Feldman finished the first draft of her children’s book in 1990. She admits she was flying by the seat of her pants since she had never been taught how to write a novel. She sent it in to various publishers, received lots of rejection slips and stuck the book in a drawer.

“I was writing as a reader, not a writer,” Feldman said.

She joined the Society of Children’s Book Writers and Illustrators (SCBWI) about 15 years ago to help her learn the craft of writing and how to navigate the process of getting a children’s book published. She went to her first national SCBWI conference in Los Angeles in 2002 and decided to sign up for a manuscript critique.

“I needed something to turn in for the critique,” Feldman said. “I pulled that old story out of the drawer on a whim and sent it in.”

The critique was completed by Bonnie Bader of Grosset & Dunlap who told Feldman she loved the book.

“She said she would love to buy it, but it was not what they publish,” Feldman said. “She said to check back with her if I ever wanted to discuss making it into a series.”

The keynote speaker at the conference was agent Jennie Dunham, owner of Dunham Literary. Feldman had an opportunity to talk with Dunham and felt a connection with her. She sent Dunham the manuscript and eight weeks later, she received a response.

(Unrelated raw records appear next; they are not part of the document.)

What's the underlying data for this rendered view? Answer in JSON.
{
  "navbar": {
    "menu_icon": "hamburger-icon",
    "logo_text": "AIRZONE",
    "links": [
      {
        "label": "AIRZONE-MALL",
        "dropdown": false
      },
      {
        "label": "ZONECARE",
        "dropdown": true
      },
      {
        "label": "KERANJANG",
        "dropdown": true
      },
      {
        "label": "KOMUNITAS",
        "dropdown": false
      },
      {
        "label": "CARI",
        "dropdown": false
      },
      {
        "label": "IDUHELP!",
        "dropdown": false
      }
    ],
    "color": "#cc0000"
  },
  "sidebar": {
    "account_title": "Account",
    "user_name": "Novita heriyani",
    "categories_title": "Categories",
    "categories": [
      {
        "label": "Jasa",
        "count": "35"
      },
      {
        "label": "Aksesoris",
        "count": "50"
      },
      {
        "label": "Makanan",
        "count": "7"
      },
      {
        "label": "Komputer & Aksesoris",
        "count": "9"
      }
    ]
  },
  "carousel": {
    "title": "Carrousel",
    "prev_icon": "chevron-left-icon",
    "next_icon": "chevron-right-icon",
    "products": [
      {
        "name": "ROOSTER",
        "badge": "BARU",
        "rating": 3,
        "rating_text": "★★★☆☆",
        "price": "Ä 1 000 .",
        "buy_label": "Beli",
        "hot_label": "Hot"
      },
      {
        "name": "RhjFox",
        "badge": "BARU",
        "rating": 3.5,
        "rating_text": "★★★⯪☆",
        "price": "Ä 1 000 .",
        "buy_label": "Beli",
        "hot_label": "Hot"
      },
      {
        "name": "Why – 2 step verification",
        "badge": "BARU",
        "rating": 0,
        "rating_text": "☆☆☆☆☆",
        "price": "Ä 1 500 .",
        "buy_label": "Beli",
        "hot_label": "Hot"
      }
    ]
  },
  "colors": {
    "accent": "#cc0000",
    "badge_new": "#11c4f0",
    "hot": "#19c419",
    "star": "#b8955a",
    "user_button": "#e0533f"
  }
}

Feldman vividly remembers the day Dunham called and offered to represent her. It was November 13, 2002. She was cleaning her house and making a special dinner for her husband’s birthday that evening. And she was making dinner for 25 people to bring to a friend who had just had a death in the family. She was rushing around trying to pack up that meal and deliver it when the phone rang.

“It was Jeannie and she asked me if I had time to talk,” Feldman said. “I actually had to tell her no. But I did ask her to tell me what it was about because I knew I wouldn’t last until the next day without knowing.”

The book has received great reviews and is already in its third printing.

It is the story of a 12-year-old boy who wants to win the competition of a lifetime, but for a much stronger motive than the advertised prize.

The story is very interactive as the reader can choose to figure out the puzzles along with the characters as they race to complete and win the competition.

Feldman is already hard at work on completing her second book and a third book is also in the works. However, she still has time to attend all the Mizzou games.

“I’ve loved football since I was three years old,” Feldman said.

There have been some unexpected gratifying moments for Feldman since the book was published.

“You hear about kids writing to authors and authors writing them back,” Feldman said. “I didn’t truly appreciate it until I started getting feedback from kids who would write and say they were reading the book for the third time. It’s kind of amazing.”